Znaleźli w lesie niewybuch, a to, co zrobili potem, doprowadziło do tragedii. Nie żyje 26-latek

redakcja naTemat
11 listopada 2023, 08:47 • 1 minuta czytania
26-letni mężczyzna zginął w eksplozji niewybuchu z czasów, do której doszło w lesie pod Sochaczewem. Jego rówieśnik trafił w ciężkim stanie do szpitala. Ustalenia mediów wskazują na to, że niewybuch eksplodował po tym, jak został wrzucony do ogniska.
Tragedia w lesie pod Sochaczewem. Eksplodował niewybuch z II wojny światowej Fot. KP PSP w Sochaczewie

Eksplozja w lesie pod Sochaczewem

W piątek przed godz. 22 w lesie pomiędzy Plecewicami a Konarami w gminie Brochów (woj. mazowieckie) doszło do silnej eksplozji. Jak podała policja z Sochaczewa, najprawdopodobniej eksplodował niewybuch z czasów II wojny światowej.
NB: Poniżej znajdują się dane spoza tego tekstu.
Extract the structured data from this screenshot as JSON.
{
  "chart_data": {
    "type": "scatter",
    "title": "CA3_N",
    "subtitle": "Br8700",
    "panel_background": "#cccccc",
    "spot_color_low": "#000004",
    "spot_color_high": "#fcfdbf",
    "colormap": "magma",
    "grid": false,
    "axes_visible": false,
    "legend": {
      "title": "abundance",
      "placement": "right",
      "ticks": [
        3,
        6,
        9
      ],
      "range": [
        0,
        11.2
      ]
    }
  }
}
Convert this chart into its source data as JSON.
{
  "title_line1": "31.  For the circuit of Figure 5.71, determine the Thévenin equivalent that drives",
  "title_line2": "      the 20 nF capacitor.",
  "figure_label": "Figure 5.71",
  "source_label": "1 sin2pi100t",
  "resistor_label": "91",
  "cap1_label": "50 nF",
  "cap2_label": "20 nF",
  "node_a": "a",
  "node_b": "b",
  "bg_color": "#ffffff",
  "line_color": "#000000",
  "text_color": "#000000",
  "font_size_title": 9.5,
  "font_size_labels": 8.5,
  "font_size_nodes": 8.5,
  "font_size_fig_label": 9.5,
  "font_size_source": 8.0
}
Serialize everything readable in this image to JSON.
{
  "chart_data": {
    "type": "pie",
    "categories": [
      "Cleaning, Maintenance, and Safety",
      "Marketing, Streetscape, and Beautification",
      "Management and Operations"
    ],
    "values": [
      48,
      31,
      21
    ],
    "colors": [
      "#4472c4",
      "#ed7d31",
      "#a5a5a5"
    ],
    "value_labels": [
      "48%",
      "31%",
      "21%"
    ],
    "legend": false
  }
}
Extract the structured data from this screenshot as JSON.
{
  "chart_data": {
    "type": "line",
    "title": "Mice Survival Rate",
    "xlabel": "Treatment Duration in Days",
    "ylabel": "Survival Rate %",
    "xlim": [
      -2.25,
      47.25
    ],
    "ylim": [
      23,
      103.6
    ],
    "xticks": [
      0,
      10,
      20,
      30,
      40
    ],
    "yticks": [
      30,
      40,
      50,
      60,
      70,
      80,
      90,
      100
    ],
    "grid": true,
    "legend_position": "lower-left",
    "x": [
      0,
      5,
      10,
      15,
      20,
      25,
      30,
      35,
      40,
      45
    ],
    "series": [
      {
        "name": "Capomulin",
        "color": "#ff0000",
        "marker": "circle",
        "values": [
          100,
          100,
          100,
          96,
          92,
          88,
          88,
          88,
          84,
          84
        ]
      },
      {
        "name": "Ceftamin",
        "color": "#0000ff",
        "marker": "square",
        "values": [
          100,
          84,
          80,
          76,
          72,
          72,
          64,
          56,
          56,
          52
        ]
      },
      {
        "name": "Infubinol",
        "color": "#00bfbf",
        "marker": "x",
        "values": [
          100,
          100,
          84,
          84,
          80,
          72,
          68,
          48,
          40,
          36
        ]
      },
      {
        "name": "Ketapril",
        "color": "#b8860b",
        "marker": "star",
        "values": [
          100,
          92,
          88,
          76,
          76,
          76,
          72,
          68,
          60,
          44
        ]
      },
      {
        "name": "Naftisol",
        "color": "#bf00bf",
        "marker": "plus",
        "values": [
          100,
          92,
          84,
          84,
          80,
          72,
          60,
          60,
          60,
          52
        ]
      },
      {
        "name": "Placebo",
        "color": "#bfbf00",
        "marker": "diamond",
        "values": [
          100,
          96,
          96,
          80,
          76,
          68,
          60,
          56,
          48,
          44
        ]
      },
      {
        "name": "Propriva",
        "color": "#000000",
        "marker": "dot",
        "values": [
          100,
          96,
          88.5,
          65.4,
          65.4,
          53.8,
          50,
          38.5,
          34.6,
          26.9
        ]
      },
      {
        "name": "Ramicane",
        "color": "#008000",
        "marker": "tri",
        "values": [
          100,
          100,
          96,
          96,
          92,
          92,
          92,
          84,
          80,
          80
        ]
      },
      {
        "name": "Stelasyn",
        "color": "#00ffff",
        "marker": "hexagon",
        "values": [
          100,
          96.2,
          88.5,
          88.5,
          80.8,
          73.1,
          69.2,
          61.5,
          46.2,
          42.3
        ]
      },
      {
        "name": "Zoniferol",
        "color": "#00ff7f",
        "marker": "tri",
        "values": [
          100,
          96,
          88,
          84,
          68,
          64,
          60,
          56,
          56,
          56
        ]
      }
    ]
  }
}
– Doszło do wybuchu na terenie leśnym, gdzie rozpalone zostało ognisko – powiedział Polskiej Agencji Prasowej st. kpt. Rafał Krupa z Komendy Powiatowej Państwowej Straży Pożarnej w Sochaczewie.

Na miejscu zginął 26-letni mężczyzna. Jego rówieśnik został ciężko ranny w eksplozji i po udzieleniu wstępnej pomocy został przetransportowany helikopterem Lotniczego Pogotowia Ratunkowego do szpitala przy ul. Szaserów w Warszawie.

Jak poinformowała w mediach społecznościowych KP PSP w Sochaczewie, na miejscu pracowało łącznie 18 strażaków. Przybyła tam również policja, która ustalała okoliczności tragedii.

Nieoficjalnie: niewybuch wrzucono do ogniska

Jak informuje TVN24, odgłos eksplozji słyszany był w odległości 15 kilometrów od miejsca zdarzenia. Mieszkańcy donosili o tym, nawet w oddalonych o kilka kilometrów domach po wybuchu zatrzęsły się szyby w oknach.

Ślady na miejscu zdarzenia mają wskazywać na to, że niewybuch został wrzucony do ogniska – ustalił nieoficjalnie reporter stacji.